The case involves the long-standing policy question of when a federal court hearing a habeas corpus petition by a state prisoner can second-guess the judgment of the state courts in a case already fully litigated there. The answer to that question has ebbed and flowed throughout American history, as relative confidence in federal v. state court has varied. The answer has varied from “never” (1789) to “nearly always” (1963) and various points in between. Congress and the Supreme Court have both had their roles, but on this aspect of habeas corpus the Court has always acknowledged that Congress is boss, at least nominally.
From the mid-1970s to the early 1990s, the Supreme Court was gradually tightening up on relitigation, pulling back reins that had been loosened in the 1950s and 1960s. In 1992, the Court decided in Keeney v. Tamayo-Reyes that a habeas petitioner who wanted an evidentiary hearing in federal court to present evidence that he could have presented in state court but failed to would not get one unless he showed good cause for his previous failure and resulting prejudice.
This is one of a number of rules that I call “speak now or forever hold your peace” rules. When the system provides a time and forum to make your claim, you have to make it then and there or lose it. Without such rules, Yogi Berra notwithstanding, a case isn’t over even when it’s over. More prosaically, these rules are called “procedural default rules.”
In 1996, Congress decided that the Court’s efforts in this regard had not gone far enough and tightened up a number of the Court’s anti-relitigation rules. Keeney was one of them. The trigger for Congress’s version was the same, the defendant failed to present his facts to the state court, but the exceptions were much tighter. Keeney was very explicit and clear that the failure it referred to included failures of defense counsel, not just the defendant personally.
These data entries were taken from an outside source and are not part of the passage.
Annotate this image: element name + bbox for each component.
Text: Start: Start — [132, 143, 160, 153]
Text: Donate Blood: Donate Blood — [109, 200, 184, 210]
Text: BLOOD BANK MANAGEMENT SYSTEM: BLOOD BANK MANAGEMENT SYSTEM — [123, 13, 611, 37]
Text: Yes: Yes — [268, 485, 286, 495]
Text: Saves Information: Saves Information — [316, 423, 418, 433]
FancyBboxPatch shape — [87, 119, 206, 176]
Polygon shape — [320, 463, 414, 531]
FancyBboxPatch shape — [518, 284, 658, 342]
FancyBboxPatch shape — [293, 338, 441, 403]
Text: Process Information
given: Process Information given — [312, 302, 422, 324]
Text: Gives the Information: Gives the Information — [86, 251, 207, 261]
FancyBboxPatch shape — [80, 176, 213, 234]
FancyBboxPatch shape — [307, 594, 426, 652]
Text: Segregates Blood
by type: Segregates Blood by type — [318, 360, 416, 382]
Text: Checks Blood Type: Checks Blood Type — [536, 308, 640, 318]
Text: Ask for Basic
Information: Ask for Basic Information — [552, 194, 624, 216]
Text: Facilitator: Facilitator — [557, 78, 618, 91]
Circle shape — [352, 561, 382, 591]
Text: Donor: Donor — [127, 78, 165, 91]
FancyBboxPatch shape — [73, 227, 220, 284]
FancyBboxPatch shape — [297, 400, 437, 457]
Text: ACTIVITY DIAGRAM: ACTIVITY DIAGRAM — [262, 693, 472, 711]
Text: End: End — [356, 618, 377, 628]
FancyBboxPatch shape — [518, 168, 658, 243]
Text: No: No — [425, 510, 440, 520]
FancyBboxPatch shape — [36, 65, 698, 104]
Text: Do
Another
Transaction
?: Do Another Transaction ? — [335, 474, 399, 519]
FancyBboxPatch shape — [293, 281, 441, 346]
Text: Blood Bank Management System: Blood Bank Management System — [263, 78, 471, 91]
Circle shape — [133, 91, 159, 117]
Years after AEDPA, the Supreme Court poked a big hole in another procedural default rule, one of its own making, one that Congress had not addressed. In Martinez v. Ryan and Trevino v. Thaler, the Court made an exception for a single type of claim: ineffective assistance of trial counsel. For this claim alone, the Court held that ineffective assistance of the lawyer representing the defendant in his state-court collateral review of the case would be “good cause” for his failure to have presented the claim there, as distinguished from the facts supporting the claim.
Does the same gaping loophole apply to Congress’s version of a different rule? Of course not. First, Congress clearly adopted Keeney‘s definition of “fail,” the Court had already decided in another case where that definition favored the defendant. Second, the notion that Congress was making the triggering clause more lax at the same time that it was tightening up the exception makes no sense. This act was all about tightening. Not a single word of it was for the purpose of loosening.
The Court today ruled 6-3 that the statute means what it says and decline to poke a hole in it. Justice Sotomayor, in dissent, said the Court had effectively overruled Martinez and Trevino. I wish she were right, but she is not. Those breaches in the dam are still there. But today’s decision, properly used, may limit the damage.